The speed of innovation and product development in trucking today keeps accelerating, but one bottleneck is the ability to test in real-world conditions. Allison Transmission says it has a solution for that in its new Vehicle Environmental Test center, which recently started operations on Allison’s Indianapolis, Indiana, campus, and can simulate real-world conditions testing in the lab.
For instance, if you want to find out how a vehicle or component performs over a large number of miles in the heat of summer, the depth of winter, or crossing the Rockies, using traditional methods would take a lot of time, travel, or both.
The 60,000-square-foot VET houses a hot soak chamber, a cold soak chamber, and two chassis dyne-equipped environmental chambers capable of simulating a broad range of duty cycles. It can simulate environmental conditions from negative 54 degrees to 125 degrees, altitudes up to 18,000 feet, simulated grades, and other on-road conditions.
“We’re bringing the chaos of the real world into the laboratory so we can generate reliable and repeatable test results,” said Jeanne Rues, managing director, engineering services, in an exclusive interview with HDT.

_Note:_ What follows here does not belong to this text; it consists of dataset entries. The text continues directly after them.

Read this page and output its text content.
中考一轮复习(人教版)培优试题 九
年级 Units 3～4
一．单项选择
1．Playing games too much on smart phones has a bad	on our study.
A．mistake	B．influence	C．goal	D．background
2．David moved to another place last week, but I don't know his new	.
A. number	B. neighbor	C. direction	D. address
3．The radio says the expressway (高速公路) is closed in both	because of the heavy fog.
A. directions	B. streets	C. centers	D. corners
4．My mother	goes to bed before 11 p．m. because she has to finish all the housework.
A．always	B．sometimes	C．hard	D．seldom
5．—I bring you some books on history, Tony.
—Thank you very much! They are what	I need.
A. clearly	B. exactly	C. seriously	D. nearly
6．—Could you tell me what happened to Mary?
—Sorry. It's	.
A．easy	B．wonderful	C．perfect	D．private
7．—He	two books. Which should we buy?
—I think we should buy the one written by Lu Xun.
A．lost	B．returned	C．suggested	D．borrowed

Rohan Barua, vice president sales, North America, told HDT, “If you don’t have to wait for the summer and winter and high altitude, you can compress the seasons to a few months instead of 12.”
More efficient testing means a more compressed product development timeline, so new products can be brought to market faster. Allison, truck makers, and others in the industry are facing increasing pressures to innovate – and to do it quickly while keeping costs down, Rues explained.
Allison said the VET center is designed to help Allison’s engineers, its OEM partners, body builders, suppliers, and fleet owners innovate their vehicles, optimize performance, and accelerate time to market, by testing in a single, environment-controlled and seasonally independent location.
The center can accommodate most commercial on-highway, off-highway and wheeled defense vehicle applications.
Why Vehicle-Level Testing Matters
It’s one thing to test a component or an engine on its own. Testing it in real vehicles is key. “What you end up with in powertrain testing, a level lower than vehicle testing, you’re not replicating the vehicle,” Rues said.
One example is fuel economy. In the real world, fuel-economy testing is difficult to do precisely.
“We have the vehicle in there, it is in the facility, and it is being tested as a whole system. So you’re testing at the same level as the real world, and we’re replicating and simulating the conditions of the real world, so you can understand what factors are driving that economy.”
Located on the campus of Allison Transmission’s global headquarters in Indianapolis, the VET center is the only one of its kind in the Midwest, according to the company, and is unique in offering this range of capabilities for public use.
“Facilities with these capabilities, with vehicle-level testing for commercial vehicles, are few and have limited accessibility,” Rues said.
Simulating Electric Vehicles
The VET supports testing for a wide range of propulsion systems, including conventional powertrains, alternative fuel, electric hybrid, fully electric and hydrogen fuel cell vehicles.
“For me, the cool thing was this full electric vehicle emulation,” Rues said. “In a typical EV situation, you would have to wait for the charge and recharge situation. Doing that in a lab, you can keep running it and accumulate many more hours much faster.”
Being able to emulate an energy storage system, she said, means engineers aren’t limited by the capacity of the battery pack, which helps them do testing faster.
The VET also can simulate various states of charge. “I can test at 90% charge, then 10 minutes later test at 10%,” she said. “You can’t do that in the real world.”
Being able to test at varying states of charge, she explained, is important because electric systems act differently depending on the amount of power available to them. “Say you have an electric CV, you’re performing your work, and the state of charge becomes reduced as you’re doing that work. It’s important that it continue to respond in the same way, and the controls of the electric vehicle are helping to manage the fact, and you’re not suddenly in a place where you’re out of battery capacity and stuck by the side of the road.”
“There’s tons of engineering time spent to make sure the energy storage system, the power control system … and the management control system of the vehicle are all working together to make sure the vehicle is operating in a safe and reliable manner,” Rues said. “And doing that development early and being able to manage over all of the potential conditions. The VET is a perfect place to bring all of those systems together and make sure that it works. And of course, the VET provides the opportunity to vary the temperature, to vary road conditions – are we at negative 10 degrees and driving up a 15% grade with a 10% state of charge, and will the vehicle perform within the requirements? And we can do that, in the middle of July in Indiana.”
Testing Under Way
Electric vehicle and component development is just one example of what the VET center can be used for. Already, Allison has been working with customers to explore some hydraulic control system optimization, as well as a test on optimizing a cooler across a range of axle ratios.
“What was really interesting about the cooler test was that it was important to optimize it across a range of axle ratios in the vehicle, which changes how the engine and transmission respond,” Rues said. “We were able to take a single vehicle, and without changing the hardware on the vehicle, use the dynes to simulate half a dozen different axle ratios and do a cooler optimization. We got testing done in days vs. weeks, and saved on the labor and hardware that would required to test six different axles.”